During all this time, Pete had lots of hobbies. When he was young, he made model boats, cars and aeroplanes. This developed into a strong interest in model steam engines. He joined Oswestry and North Shropshire Model Engineering Society where he found kindred spirits who all loved talking about metal, coal and water! As well as the steam engines, the model flying still carried on and Pete also joined The Shropshire Model Flying Club based at Forton Airfield. He always enjoyed flying his model glider, especially from Corndon Hill.

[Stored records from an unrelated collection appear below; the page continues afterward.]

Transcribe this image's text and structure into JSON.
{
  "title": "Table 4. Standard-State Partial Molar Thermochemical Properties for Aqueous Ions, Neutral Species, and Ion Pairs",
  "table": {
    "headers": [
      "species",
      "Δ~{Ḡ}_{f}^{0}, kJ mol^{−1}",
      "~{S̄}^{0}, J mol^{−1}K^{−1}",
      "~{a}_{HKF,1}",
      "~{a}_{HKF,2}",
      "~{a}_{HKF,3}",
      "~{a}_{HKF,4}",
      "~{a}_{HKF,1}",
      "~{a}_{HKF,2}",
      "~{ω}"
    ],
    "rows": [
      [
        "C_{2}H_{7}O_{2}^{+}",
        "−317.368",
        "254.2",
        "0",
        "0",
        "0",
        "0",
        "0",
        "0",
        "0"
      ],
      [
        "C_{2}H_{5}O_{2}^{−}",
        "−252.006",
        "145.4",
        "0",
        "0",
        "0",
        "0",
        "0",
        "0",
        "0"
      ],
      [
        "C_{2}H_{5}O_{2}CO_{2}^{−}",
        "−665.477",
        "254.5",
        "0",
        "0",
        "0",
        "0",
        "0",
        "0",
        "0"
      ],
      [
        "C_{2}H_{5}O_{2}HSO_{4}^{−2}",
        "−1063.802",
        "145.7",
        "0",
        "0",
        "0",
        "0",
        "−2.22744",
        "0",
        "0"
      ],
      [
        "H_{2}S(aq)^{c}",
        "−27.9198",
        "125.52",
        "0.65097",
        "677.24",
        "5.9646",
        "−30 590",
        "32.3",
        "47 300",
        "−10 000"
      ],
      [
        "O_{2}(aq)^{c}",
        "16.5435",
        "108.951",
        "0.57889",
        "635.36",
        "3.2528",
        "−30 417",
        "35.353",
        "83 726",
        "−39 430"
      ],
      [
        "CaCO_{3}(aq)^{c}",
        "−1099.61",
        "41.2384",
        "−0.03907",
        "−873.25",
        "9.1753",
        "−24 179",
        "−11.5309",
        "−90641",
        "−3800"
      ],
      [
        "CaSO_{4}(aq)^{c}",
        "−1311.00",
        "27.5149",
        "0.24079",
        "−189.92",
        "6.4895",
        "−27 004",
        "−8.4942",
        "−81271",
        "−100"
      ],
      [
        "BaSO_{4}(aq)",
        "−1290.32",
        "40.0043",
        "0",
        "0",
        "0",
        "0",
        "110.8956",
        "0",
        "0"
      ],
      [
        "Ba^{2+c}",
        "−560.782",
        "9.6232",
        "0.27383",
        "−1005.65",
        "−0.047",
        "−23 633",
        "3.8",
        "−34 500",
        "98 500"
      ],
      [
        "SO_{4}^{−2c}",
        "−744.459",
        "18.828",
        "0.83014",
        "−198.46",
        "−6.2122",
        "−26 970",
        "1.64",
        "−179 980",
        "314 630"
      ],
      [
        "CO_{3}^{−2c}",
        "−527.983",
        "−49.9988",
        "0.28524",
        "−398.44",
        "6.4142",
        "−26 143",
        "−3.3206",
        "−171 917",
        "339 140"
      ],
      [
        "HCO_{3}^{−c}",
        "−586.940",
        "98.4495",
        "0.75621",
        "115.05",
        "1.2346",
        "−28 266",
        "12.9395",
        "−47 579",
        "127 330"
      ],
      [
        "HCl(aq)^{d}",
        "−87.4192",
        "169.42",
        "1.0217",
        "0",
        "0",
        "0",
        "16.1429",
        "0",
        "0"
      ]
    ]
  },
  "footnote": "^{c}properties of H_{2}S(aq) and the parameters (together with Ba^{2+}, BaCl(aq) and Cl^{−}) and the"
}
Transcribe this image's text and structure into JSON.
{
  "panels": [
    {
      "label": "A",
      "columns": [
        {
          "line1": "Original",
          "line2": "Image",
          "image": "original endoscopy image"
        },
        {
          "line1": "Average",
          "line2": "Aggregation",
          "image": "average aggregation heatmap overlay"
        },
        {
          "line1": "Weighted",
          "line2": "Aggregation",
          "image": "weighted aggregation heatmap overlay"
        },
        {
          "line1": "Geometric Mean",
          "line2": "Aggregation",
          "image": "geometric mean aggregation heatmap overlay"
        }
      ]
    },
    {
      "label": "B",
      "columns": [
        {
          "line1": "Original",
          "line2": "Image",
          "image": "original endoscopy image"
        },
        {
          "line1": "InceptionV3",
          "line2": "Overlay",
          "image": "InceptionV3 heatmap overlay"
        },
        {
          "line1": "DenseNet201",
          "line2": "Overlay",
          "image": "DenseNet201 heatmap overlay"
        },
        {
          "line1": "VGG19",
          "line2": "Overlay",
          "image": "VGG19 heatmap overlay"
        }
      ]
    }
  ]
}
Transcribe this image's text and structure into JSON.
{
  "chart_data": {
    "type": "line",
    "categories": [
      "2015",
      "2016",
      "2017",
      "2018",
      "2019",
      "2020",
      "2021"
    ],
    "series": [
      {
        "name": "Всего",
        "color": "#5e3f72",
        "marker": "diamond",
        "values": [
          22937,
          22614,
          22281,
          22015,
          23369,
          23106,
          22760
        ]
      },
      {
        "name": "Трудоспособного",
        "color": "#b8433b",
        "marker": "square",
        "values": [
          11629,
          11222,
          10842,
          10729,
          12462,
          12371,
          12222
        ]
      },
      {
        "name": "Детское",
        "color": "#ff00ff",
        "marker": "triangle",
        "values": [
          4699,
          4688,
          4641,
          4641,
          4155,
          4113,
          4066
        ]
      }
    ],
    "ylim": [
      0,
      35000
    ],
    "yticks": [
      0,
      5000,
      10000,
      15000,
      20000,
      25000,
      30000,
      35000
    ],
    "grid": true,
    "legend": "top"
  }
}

During the last four years, he was very determined and brave. When he was first told about the operation required to remove the tumour, he wasn’t keen but he went ahead and received very good treatment from the QE hospital in Birmingham and also the Royal Shrewsbury Hospital. He was determined not to give up and completed a lot of his on-going projects, even starting new ones, such as installing underfloor heating in four rooms in the two-hundred-year-old farmhouse where the family lived.

The family were very well supported by the GPs and medical services and this meant that Pete was able to spend the remainder of his life at home. The other major group of support has been all Pete and Annette’s friends and family, visiting, thinking of him and praying for him. He was very appreciative of all the messages and prayers during his illness.